Does the Minister agree that the most worrying fact in the statistics issued by the Central Statistics Office, and I welcome the involvement of the CSO in crime figures analysis and presentation, was the increase of 25.8% — more than a quarter — in the number of possession of drugs for sale or supply offences? Obviously, interdicted drugs are all that manifest themselves, and I publicly welcome the vigilance of the gardaí in some of the biggest seizures of drugs in the history of the State in the past few months, but will the Minister indicate to the House the accepted norm, that is, the relationship between interdicted drugs and the volume of drugs available in society? I understand there is an internationally acceptable multiplier. If the Minister has that multiplier, will he give it to the House so that we might have some view of the scale of the drugs problem?
Does the Minister further accept that drugs are now the biggest single issue in regard to crime in this country? Will he accept that the crime gangs are the biggest threat to public order in this country now that we have moved beyond criminality in terms of violence dressed up in the national cause? Does the Minister share the nation's horror, and mine, that a five-year-old child would be shot in a housing estate in the third city of our nation recently? Does the Minister have specific ongoing measures to put in place to ensure that the violence being perpetrated by drug gangs in this State is faced down and eliminated?

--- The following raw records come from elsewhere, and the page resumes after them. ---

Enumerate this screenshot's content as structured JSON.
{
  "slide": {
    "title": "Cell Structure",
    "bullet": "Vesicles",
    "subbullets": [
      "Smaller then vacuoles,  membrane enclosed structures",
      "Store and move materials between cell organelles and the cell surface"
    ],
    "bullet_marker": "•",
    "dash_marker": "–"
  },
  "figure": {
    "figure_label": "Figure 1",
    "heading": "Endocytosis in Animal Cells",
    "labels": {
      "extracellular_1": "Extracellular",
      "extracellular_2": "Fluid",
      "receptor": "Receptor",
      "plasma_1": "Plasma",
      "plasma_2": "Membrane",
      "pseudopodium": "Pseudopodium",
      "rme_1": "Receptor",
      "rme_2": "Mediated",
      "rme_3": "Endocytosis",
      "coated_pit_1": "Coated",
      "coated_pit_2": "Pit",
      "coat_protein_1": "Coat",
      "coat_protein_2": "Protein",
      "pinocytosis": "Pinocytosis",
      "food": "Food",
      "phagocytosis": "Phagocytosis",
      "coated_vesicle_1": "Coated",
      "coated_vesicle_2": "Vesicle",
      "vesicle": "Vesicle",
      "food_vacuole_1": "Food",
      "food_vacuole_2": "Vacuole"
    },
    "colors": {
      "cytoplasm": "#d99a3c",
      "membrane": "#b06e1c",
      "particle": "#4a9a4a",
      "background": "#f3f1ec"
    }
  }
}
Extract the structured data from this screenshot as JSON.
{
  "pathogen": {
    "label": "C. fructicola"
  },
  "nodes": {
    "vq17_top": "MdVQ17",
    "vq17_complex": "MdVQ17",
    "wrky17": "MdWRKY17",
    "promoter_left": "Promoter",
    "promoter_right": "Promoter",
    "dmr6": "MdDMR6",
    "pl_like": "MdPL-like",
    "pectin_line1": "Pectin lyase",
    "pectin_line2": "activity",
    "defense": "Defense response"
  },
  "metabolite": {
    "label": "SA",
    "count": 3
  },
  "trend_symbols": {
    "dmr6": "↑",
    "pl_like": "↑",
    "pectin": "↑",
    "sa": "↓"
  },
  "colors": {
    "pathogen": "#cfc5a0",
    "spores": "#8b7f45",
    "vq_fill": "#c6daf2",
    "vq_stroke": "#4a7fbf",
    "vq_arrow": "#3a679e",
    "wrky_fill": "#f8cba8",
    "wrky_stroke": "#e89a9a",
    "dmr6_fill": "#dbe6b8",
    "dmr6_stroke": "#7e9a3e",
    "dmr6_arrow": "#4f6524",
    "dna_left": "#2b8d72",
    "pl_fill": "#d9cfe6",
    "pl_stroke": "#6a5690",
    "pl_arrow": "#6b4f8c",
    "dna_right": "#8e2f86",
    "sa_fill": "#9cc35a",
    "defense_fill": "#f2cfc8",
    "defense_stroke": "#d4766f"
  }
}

I totally identify with the Deputy in regard to the incident in which a five-year-old child was shot. Nothing could be more depraved or more indicative of the total disregard a tiny minority of people in some of our cities have for human life. The people who earlier this year were shooting people on wasteland in Dublin or the people who are letting off weapons in pursuit of feuds in Limerick have no regard for human life and no respect for the law of our land. The gardaí in Limerick are putting in huge resources to counter that threat by a tiny minority of people who have unleashed violence upon each other and, inevitably, innocent third parties are the victims of such criminality. Great efforts are being made at community level to improve every aspect of life in that estate and similar estates in Limerick. We should not allow the actions of a tiny few who are behaving barbarously to drag down the reputation of a whole community or misrepresent the wonderful work being done in that community.
I am not aware of the percentage of drugs interdicted internationally as a norm but I believe the Garda has made very substantial inroads in that regard in this State. I join the Deputy in congratulating the Garda on its recent achievements in this area.
For the first ten months of 2005, An Garda Síochána seized 12 kg of heroin with an estimated value of €2,400,000. In the comparable period for this year, 115.75 kg of the drug, with an estimated street value of €23,150,000, have already been seized. This represents a significant increase. It shows the Garda is achieving successes but also that these drugs are available to be seized.